There are probably lots of other cool ways to do smoothing in a dataset like this, especially if you take the seeds into account. For instance, there has been just one 4-seed vs 6-seed game in the past 25 years of the final four, and the 6-seed team happened to win it. So, empirically, the 4-seed has a zero percent chance of winning this matchup again, if it ever comes to pass. But something seems off about that, right ? It would be better if we said, “Well, it’s pretty likely that that game would be close, though the 4-seed should theoretically have a slight advantage, but the 6-seed team that’s made it that far in the tournament must actually be pretty good.” Laplace smoothing doesn’t get anywhere near that sophisticated – it just replaces the $$1$$ win for the 6-seed with $$1+\lambda$$, and the non-win for the 4-seed with $$\lambda$$, changing the chance that the 6-seed wins a similar matchup again to $$\frac{1+\lambda}{1+2\lambda}$$. With $$\lambda=0.1$$, that comes out to be 91.7%. That’s probably still pretty high, but it yields a nice graph.

## Graph details

Right, I was talking about a graph ! So, after smoothing the basketball data :

data = np.loadtxt(...)
data[:, 3] += 2 * LAMBDA
data[:, 4] += LAMBDA

I got a much better-looking plot : suddenly lots of tiny dots appeared on the plot that hadn’t been there before, because those matchups had always gone one way, even if there was only one of those matchups ever !

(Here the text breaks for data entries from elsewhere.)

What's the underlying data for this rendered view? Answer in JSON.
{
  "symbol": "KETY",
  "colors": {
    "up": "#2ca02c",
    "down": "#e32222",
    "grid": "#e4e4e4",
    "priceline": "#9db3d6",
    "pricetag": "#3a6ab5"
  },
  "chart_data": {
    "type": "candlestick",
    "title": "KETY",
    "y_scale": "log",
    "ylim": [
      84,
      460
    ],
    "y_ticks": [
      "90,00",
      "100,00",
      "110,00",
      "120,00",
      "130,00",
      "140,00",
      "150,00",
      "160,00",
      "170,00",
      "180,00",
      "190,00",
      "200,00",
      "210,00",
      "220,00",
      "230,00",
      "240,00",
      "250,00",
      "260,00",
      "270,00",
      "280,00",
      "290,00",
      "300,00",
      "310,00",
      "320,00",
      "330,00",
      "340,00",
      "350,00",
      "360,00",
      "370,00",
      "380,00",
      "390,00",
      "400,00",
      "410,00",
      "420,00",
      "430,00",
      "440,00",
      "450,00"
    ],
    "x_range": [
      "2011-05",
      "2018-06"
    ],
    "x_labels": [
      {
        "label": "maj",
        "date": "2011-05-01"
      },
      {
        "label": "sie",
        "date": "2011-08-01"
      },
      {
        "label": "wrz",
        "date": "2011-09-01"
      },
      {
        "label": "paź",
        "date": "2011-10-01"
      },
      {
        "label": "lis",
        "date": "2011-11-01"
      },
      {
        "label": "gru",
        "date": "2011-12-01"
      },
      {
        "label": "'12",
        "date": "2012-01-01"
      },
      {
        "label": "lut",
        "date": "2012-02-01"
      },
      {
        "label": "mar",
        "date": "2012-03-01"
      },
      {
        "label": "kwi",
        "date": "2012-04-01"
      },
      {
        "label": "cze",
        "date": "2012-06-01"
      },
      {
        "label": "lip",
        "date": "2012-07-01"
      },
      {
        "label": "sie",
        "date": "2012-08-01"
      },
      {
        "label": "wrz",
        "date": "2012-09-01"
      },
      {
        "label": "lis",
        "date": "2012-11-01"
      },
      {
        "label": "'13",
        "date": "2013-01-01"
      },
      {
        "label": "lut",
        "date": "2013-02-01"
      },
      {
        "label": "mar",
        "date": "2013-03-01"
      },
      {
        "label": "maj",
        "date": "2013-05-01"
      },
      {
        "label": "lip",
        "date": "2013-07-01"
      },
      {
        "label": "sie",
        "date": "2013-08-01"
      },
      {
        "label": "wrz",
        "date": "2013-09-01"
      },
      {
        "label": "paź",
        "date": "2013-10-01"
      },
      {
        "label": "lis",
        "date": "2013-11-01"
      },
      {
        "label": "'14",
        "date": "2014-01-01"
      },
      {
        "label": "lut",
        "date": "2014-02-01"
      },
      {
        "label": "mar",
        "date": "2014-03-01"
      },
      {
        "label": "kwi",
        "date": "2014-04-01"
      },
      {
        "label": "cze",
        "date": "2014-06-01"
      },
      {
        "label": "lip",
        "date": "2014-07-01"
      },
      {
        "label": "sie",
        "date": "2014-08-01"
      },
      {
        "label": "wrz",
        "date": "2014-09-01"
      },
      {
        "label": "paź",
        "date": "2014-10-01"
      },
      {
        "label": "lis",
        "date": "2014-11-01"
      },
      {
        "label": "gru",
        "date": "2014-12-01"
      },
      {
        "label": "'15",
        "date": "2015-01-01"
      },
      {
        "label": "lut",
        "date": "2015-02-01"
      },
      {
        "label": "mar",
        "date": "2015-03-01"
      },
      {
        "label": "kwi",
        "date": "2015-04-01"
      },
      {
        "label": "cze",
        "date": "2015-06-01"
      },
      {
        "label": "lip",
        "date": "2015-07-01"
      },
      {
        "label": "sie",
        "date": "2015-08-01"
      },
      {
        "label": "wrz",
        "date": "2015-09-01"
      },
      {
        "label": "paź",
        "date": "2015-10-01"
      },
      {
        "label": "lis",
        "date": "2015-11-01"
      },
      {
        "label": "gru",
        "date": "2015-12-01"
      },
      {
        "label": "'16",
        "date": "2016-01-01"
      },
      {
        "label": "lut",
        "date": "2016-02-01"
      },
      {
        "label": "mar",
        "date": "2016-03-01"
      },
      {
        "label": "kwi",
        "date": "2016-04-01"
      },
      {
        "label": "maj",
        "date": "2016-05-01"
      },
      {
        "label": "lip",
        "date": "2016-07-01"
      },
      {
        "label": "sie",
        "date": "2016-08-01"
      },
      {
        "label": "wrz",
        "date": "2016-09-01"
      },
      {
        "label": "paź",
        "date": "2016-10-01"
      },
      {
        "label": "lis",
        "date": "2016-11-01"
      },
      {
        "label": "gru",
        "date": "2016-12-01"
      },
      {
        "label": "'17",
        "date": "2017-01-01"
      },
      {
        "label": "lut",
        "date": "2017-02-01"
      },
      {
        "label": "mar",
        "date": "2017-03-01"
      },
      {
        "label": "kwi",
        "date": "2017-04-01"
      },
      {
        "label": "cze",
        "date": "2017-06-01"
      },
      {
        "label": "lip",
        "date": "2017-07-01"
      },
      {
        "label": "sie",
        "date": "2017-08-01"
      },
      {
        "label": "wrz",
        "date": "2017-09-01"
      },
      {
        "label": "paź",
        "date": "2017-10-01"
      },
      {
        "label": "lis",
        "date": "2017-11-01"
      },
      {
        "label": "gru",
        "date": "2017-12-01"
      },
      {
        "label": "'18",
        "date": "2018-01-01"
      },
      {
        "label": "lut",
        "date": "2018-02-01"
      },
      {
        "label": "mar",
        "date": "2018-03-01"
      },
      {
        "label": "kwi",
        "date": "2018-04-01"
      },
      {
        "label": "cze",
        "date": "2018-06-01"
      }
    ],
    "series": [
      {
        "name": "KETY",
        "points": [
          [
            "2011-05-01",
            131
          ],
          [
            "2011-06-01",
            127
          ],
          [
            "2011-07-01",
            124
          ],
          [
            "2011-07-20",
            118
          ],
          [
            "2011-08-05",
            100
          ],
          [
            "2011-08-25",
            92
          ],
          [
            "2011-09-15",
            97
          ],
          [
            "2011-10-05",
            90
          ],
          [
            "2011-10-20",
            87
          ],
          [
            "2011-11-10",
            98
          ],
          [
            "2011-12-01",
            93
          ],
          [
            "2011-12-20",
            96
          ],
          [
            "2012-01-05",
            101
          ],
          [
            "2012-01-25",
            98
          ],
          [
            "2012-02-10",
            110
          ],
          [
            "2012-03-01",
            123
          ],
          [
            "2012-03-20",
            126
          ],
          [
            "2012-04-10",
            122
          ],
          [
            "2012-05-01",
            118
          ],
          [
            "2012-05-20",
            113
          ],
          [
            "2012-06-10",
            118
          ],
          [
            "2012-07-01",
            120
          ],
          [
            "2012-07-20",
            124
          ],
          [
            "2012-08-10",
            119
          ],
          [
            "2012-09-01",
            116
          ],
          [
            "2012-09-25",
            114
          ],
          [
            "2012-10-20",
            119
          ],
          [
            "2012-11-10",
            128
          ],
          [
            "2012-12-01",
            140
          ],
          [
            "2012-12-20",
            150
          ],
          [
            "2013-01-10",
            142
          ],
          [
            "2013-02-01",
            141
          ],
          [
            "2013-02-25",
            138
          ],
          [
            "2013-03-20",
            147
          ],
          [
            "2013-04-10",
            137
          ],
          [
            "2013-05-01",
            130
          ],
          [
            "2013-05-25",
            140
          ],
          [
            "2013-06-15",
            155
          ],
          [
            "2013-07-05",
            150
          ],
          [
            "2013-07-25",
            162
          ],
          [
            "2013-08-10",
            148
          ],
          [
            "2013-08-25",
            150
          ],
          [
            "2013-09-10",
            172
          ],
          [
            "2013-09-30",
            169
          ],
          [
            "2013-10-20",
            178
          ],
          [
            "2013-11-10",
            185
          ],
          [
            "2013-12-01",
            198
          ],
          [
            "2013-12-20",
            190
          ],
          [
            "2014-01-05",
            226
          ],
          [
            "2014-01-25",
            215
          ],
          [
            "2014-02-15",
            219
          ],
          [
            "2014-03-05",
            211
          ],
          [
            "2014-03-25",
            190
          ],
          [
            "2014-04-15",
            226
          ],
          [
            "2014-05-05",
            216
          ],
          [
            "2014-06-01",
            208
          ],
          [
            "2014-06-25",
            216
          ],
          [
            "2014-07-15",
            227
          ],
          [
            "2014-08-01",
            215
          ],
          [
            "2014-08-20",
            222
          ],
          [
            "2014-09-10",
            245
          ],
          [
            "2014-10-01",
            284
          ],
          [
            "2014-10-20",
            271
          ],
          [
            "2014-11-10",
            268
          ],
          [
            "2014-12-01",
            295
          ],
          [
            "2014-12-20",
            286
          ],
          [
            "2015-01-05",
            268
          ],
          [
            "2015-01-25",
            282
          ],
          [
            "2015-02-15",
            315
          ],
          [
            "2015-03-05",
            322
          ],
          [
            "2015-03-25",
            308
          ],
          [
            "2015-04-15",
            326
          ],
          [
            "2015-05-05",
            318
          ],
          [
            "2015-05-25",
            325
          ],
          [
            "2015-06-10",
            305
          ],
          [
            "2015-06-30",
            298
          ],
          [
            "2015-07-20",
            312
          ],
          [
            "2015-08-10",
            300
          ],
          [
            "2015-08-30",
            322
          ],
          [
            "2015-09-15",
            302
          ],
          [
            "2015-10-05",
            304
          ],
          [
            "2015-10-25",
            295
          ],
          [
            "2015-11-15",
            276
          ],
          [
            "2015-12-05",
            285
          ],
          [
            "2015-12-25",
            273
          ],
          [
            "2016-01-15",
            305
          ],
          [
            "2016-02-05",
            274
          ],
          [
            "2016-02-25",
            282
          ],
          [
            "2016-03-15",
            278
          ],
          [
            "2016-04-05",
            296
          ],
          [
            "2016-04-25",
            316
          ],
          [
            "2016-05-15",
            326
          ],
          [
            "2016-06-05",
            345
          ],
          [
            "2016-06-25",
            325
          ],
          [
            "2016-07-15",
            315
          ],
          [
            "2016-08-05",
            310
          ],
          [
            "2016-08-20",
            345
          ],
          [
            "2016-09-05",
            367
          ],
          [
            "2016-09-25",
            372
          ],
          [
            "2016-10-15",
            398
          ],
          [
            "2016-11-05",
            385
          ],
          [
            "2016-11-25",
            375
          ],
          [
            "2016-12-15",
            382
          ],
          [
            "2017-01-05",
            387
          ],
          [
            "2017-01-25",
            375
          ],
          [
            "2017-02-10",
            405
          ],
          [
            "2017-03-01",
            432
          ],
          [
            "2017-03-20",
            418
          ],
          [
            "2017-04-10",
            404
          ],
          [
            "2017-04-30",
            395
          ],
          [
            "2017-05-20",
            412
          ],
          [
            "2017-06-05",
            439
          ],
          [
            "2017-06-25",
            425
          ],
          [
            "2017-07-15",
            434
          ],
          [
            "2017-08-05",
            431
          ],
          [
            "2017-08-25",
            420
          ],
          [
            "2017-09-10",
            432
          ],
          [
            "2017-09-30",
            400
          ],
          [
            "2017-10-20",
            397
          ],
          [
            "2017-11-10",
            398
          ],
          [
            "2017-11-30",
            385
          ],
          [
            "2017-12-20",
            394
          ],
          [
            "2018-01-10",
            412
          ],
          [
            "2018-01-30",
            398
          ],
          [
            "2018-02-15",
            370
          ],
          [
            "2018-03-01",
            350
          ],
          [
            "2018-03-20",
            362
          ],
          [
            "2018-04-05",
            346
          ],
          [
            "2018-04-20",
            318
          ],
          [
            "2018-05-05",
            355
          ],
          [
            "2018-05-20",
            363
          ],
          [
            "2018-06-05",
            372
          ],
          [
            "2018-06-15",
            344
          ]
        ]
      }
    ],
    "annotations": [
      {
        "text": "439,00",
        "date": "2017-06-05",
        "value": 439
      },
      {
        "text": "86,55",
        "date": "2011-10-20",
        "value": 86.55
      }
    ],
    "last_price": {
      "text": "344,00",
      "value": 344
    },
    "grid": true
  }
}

Similarly, I ended up adding a small amount of jitter to each of the scatter points, to prevent matchups that occurred in different rounds of the tournament (particularly rounds 4 and 5) from overlapping exactly on-center ; I think it’s a little easier to spot the tiny geometric shapes if they’re a bit outside the larger shape.

Finally, I wanted a way to distribute the code for making this graph without resorting to a zip file for pairing the script with the data. There are only about 100 data points in the set, so I figured I could compress it and just include the compressed data directly in the script. Sure enough, it’s really straightforward to do that even from the command line :

python2 -c import sys; print repr(sys.stdin.read().encode("zlib"))' \
< madness.txt > madness.py

Then I wrapped the zipped string with a pseudo-file that could be loaded into the always beautiful numpy :

data = np.loadtxt(StringIO('x\x9c\x95...?_\xd2_\xec'.decode('zlib')))

This makes the data easy to fit directly into the source code for the graph, rather than mucking about with a separate graph-making script and dataset.